Top critical review
3.0 out of 5 starsI LOVE Peter Jackson's Lord of the Rings trilogy... but find his "Hobbit" films less impressive
Reviewed in the United States on April 19, 2021
There's a huge difference between Jackson's work on "The Lord of the Rings" and his work on "The Hobbit."
The Lord of the Rings is a HUGE epic, and even with his "extended cuts," some material had to be left out. He had to pare down to the most important elements... leaving things like the Barrow Downs and Tom Bombadil and Ghan Buri Ghan out entirely. And yes, while they were lost, the story didn't suffer for their loss... just a bit of the richness of the books' worldbuilding, but not the story itself.

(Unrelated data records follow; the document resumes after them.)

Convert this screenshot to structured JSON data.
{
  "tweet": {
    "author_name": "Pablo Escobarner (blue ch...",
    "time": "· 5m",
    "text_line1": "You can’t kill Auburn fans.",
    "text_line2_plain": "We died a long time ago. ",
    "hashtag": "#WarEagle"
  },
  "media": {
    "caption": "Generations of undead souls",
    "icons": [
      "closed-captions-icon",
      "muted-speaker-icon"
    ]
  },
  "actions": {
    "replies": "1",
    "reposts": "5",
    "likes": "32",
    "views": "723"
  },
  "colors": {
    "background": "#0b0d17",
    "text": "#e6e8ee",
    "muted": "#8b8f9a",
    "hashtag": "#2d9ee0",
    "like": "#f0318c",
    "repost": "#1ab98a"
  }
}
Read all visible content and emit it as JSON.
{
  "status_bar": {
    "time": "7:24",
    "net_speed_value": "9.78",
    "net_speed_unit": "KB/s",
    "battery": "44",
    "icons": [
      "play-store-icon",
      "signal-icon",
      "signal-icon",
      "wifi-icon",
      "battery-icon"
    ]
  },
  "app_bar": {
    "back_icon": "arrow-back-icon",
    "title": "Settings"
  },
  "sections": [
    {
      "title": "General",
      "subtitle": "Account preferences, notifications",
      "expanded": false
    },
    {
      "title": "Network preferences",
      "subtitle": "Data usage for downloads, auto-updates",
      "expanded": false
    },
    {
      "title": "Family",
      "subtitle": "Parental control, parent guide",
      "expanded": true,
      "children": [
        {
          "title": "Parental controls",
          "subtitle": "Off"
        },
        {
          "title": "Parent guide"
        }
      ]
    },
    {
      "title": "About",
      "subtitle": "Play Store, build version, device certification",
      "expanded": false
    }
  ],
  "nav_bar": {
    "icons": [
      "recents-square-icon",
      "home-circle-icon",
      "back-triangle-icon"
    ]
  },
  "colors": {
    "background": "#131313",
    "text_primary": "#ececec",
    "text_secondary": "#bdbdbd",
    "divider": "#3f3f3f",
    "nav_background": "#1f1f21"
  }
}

But for The Hobbit, the story is fairly short. And yet, he tried to retell it in the same fashion as he told "The Lord of the Rings." Meaning, instead of working from Tolkien's source material, and removing bits that could be left out, he had to create entirely new elements Tolkien never envisioned at all, and I'd argue never INTENDED. And simply stated, Peter Jackson and his team are nowhere nearly as talented as storytellers as J. R. R. Tolkien was. So, the parts which are taken from the book... work pretty well. But all the stuff they added to the story... for the most part, it falls very, very flat.
Another difference is how the Lord of the Rings was largely... with a few notable exceptions... pretty "grounded." The Uruk Hai were men in makeup, for the most part, for example. They felt REAL. But the creatures in these new movies are almost all CGI, and the CGI feels more like a bad Playstation game than it does like reality.
It doesn't help that those creating these "fantastical CGI sequences" seem to not understand, or care about, basic physics. In "The Lord of the Rings," when the army of Sauron was attacking Minas Tirith (the capital city of Gondor), the projectiles struck walls and created damage which obeyed real physics pretty closely. But in these "Hobbit" films, physics and reality goes out the window. There's a sequence in the mines of a goblin king which is just unbearably bad... LAUGHABLY so. And there's another sequence involving barrels which utterly defies all known laws of physics.
It's like the people making the effect shots invented "how we want it to look" first, and then rendered that while turning off the "physics simulation" ENTIRELY (as that would have caused their effects to look "wrong" according to their intent!).
It's terrible. And the sad part is, this was mostly stuff INVENTED FOR THE MOVIE which wasn't part of Tolkien's story in the first place.
SO... I can only recommend these films at the "three star" level. They are OK. They have redeeming qualities. But they fall far, far from the "five star" ratings that the Lord of the Rings movies appropriately deserve.
They're worth watching, but not worth watching over, and over, and over again. They're not "immersive." There's some fine acting in them, but there's also some TERRIBLE acting (Radagast, for example, made me cringe every single time, and Benedict Cumberbatch's "smaug" voice is pretty much just the same mouth-twisting voice he used to say "KHAN" in the rebooted Star Trek movie he guest-starred in!)
The 3D is worth it... if you have a good 3D set (I do) but, again, it's like watching video game sequences, not like seeing real things happening. It's a fairly poor use of 3D in that regard... visually "kewl" but the sort of thing which, especially in action sequences, reminds you that what you're seeing isn't REAL. The 3D is much better in the "non-action" parts of the movie, frankly. The main exception to this is Smaug, which looks great in 3D (until the "gold trap" they set for him later on, which was "game-cringe-worthy" as well.)
Really, Jackson could have told the "Hobbit" story in a single long movie, or could have cut it down into two regular-length movies. But there's NO WAY it justifies a three-long-movies format.
And shoveling in the dwarf-elf romance (not in the books) or bringing every teenage girl's favorite elf back (he wasn't in the book) was just... again... cringe-worthy. Apparently trying to make the story appeal to the "tween girl" set???
So... watch the films. But don't expect the same level of quality as "The Lord of the Rings" provided. These are half the quality of those films. Still perfect fine, but not magnificient...
... and that's the real shame. They could have been. They SHOULD have been.